More than 1000 people are expected to request to end their lives in the first year of New Zealand's assisted-dying regime.
Chief medical officer Andrew Connolly said the Ministry of Health was expecting about 1100 patients to make the request, although it was predicting only about a third of those would carry through with euthanasia.
The demand for assisted dying will have to be met by a workforce overwhelmingly opposed to being involved and a health system some doctors say is already struggling with a lack of resources.
Only 10 per cent of health practitioners described themselves as "definitely willing" to provide assisted dying with a further 20 per cent saying they are "possibly willing", according to a Ministry of Health workforce survey.
The lack of doctors willing to carry out assisted dying may lead to those doctors who are willing to have to travel the country administering euthanasia if the service is not available in all areas.
Connolly said having a ready and willing workforce was the biggest challenge to setting up the assisted-dying regime, which comes in on November 7.
The Ministry of Health initially said its survey of nearly 2000 health practitioners showed 30 per cent were definitely or possibly willing - a number the Minister of Health Andrew Little said gave him confidence the workforce to deliver euthanasia would be available.
But the breakdown now provided to RNZ describes a less enthusiastic workforce, with just 10 per cent saying they were "definitely" willing and a further 20 per cent saying they were "possibly" willing.
Napier GP Dr Keryn Powell is opposed to euthanasia and said most of her colleagues did not even want to focus on it.
"I think a lot of us have got our head in the sand about it.

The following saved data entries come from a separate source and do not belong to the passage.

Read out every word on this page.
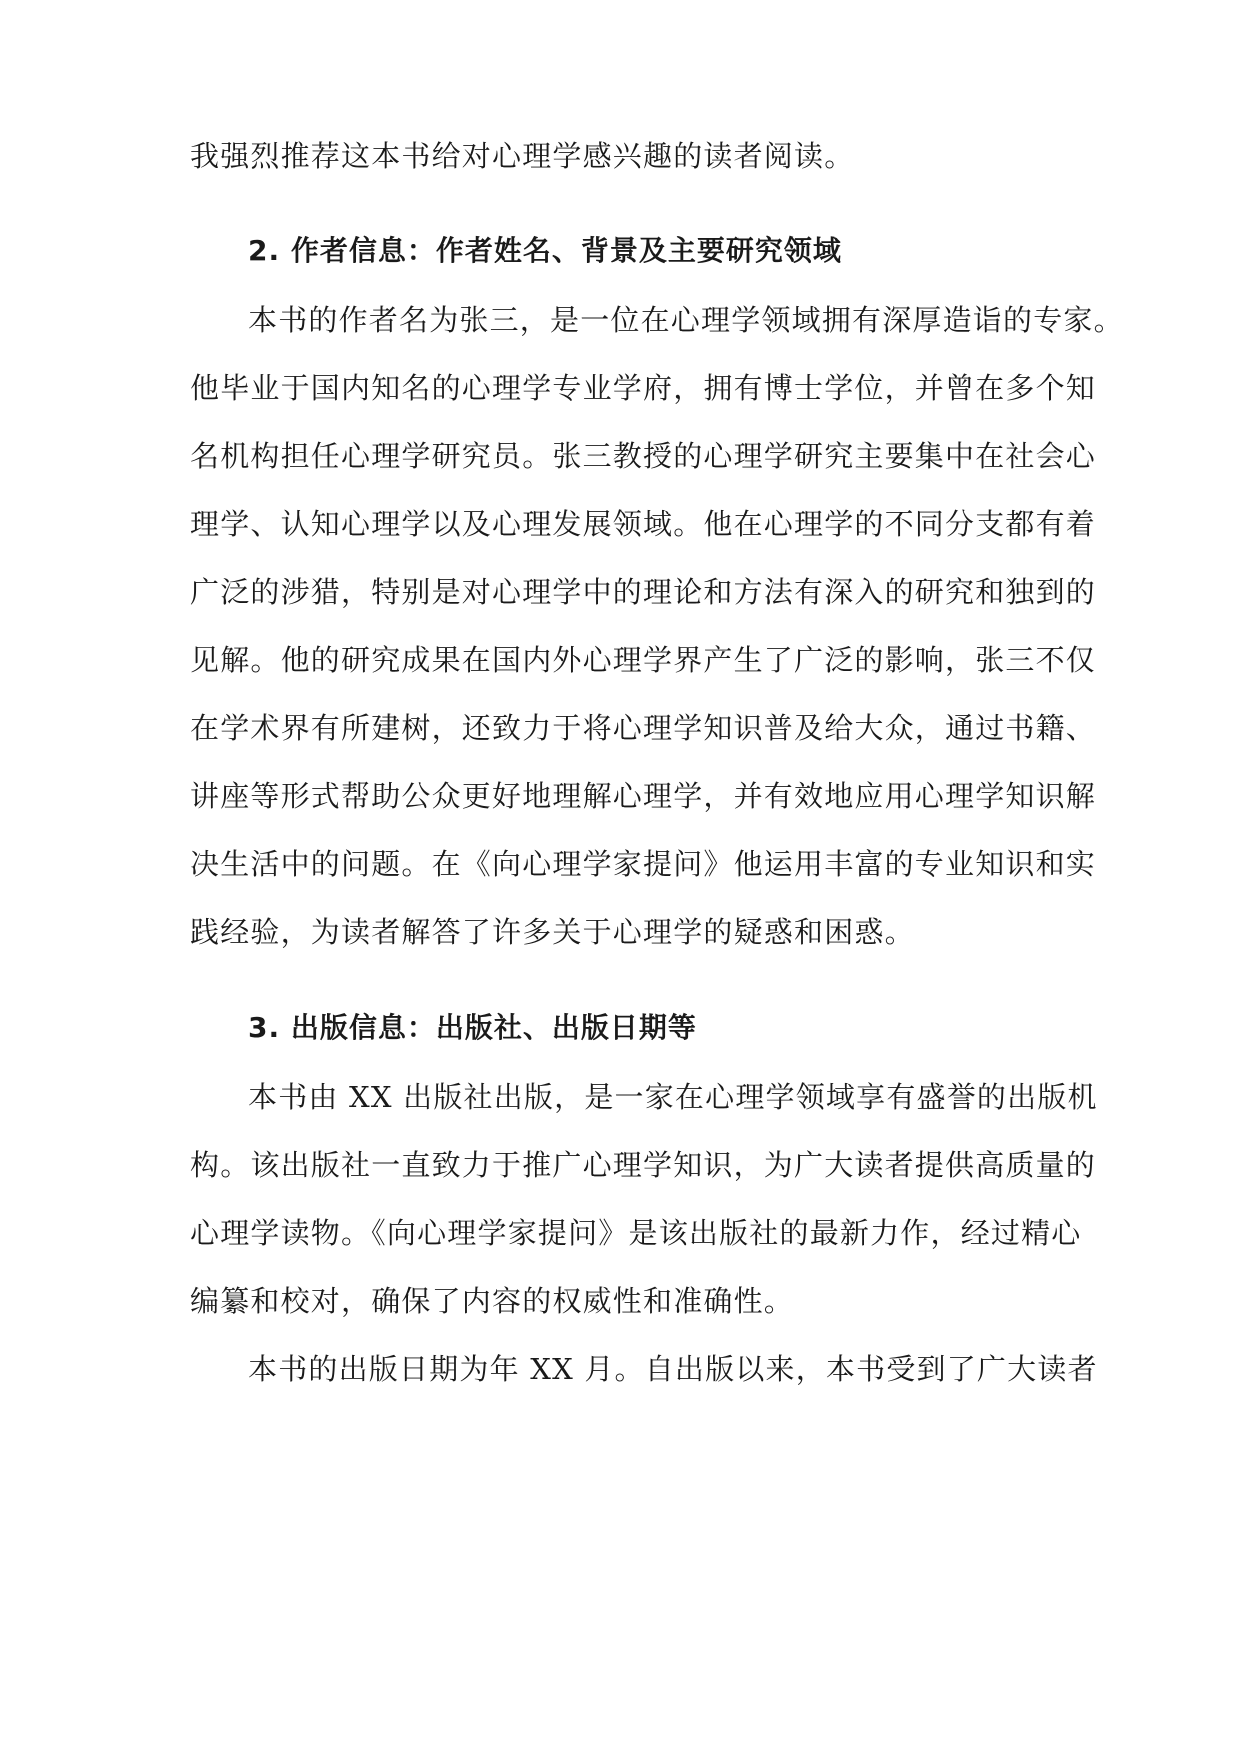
我强烈推荐这本书给对心理学感兴趣的读者阅读。
2. 作者信息：作者姓名、背景及主要研究领域
本书的作者名为张三，是一位在心理学领域拥有深厚造诣的专家。
他毕业于国内知名的心理学专业学府，拥有博士学位，并曾在多个知
名机构担任心理学研究员。张三教授的心理学研究主要集中在社会心
理学、认知心理学以及心理发展领域。他在心理学的不同分支都有着
广泛的涉猎，特别是对心理学中的理论和方法有深入的研究和独到的
见解。他的研究成果在国内外心理学界产生了广泛的影响，张三不仅
在学术界有所建树，还致力于将心理学知识普及给大众，通过书籍、
讲座等形式帮助公众更好地理解心理学，并有效地应用心理学知识解
决生活中的问题。在《向心理学家提问》他运用丰富的专业知识和实
践经验，为读者解答了许多关于心理学的疑惑和困惑。
3. 出版信息：出版社、出版日期等
本书由 XX 出版社出版，是一家在心理学领域享有盛誉的出版机
构。该出版社一直致力于推广心理学知识，为广大读者提供高质量的
心理学读物。《向心理学家提问》是该出版社的最新力作，经过精心
编纂和校对，确保了内容的权威性和准确性。
本书的出版日期为年 XX 月。自出版以来，本书受到了广大读者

We are so focused on Covid, focused on the flu, and the end of the year is going to come upon us and we're all just going to be praying like mad that no one asks about it."
Health practitioners who conscientiously object to euthanasia can opt out but if a patient asks them for assisted dying they have to refer them to Support and Consultation for End of Life Care New Zealand (SCENZ).
SCENZ, due to be set up by June 30 after appointments are made by the director general of health, will keep a register of medical practitioners willing to provide the service.
"Until we really get names and people fully committed, I think that is probably the area that is of greatest concern," Connolly said.
"Geographical disparities will have to be solved. There will be options there, around whether we can move practitioners around the country."
But End of Life Choice Society president Mary Panko said supporters of euthanasia were encouraged by indications of health workforce participation.
"I think that it will start slow and ... will gradually increase as everybody gets used to this. It's no longer an outlandish idea but a way of taking control of your own life and your own death."
While the ministry expected 1100 people a year to ask for euthanasia and about 350 people to actually follow through (estimates largely based on the demand in Victoria, which introduced euthanasia in 2019), international experience shows demand has increased over time in some countries.
A Ministry of Health literature review, released to RNZ under the Official Information Act, looked at demand in Belgium between 2003 and 2013.
It found cases increased every year, from 235 in 2003 to 1807 in 2013.
Otago University's department of primary health care and general practice associate professor Ben Gray is concerned assisted dying may increase inequality in the health system.
He said Oregon's experience showed most people seeking euthanasia in the US state were wealthy, educated, white people.
Of 188 people who opted to end their lives in Oregon in 2019, 96 per cent were white and most were well educated, with 53 percent having at least a bachelor's degree.
Gray expected similar demographics to apply in New Zealand and was concerned this could take resources from elsewhere, leading to greater health inequality.
"The health system is particularly stretched at the moment," he said.
"If we're adding one more task in there, then it will make it a little bit more stretched and the question about what that task is, is the thing which affects equity."
But Panko said in many cases money would be saved.
"If you're in hospital and in the last six months of your life receiving high-level medical attention, that is going to be costing the country," she said.
"We are not proposing this as a cost-saving measure ... but we are saying that it's not going to be any more expensive."
The Ministry of Health said the aim was to make euthanasia a free and publicly funded service although those decisions were yet to be confirmed by the Government.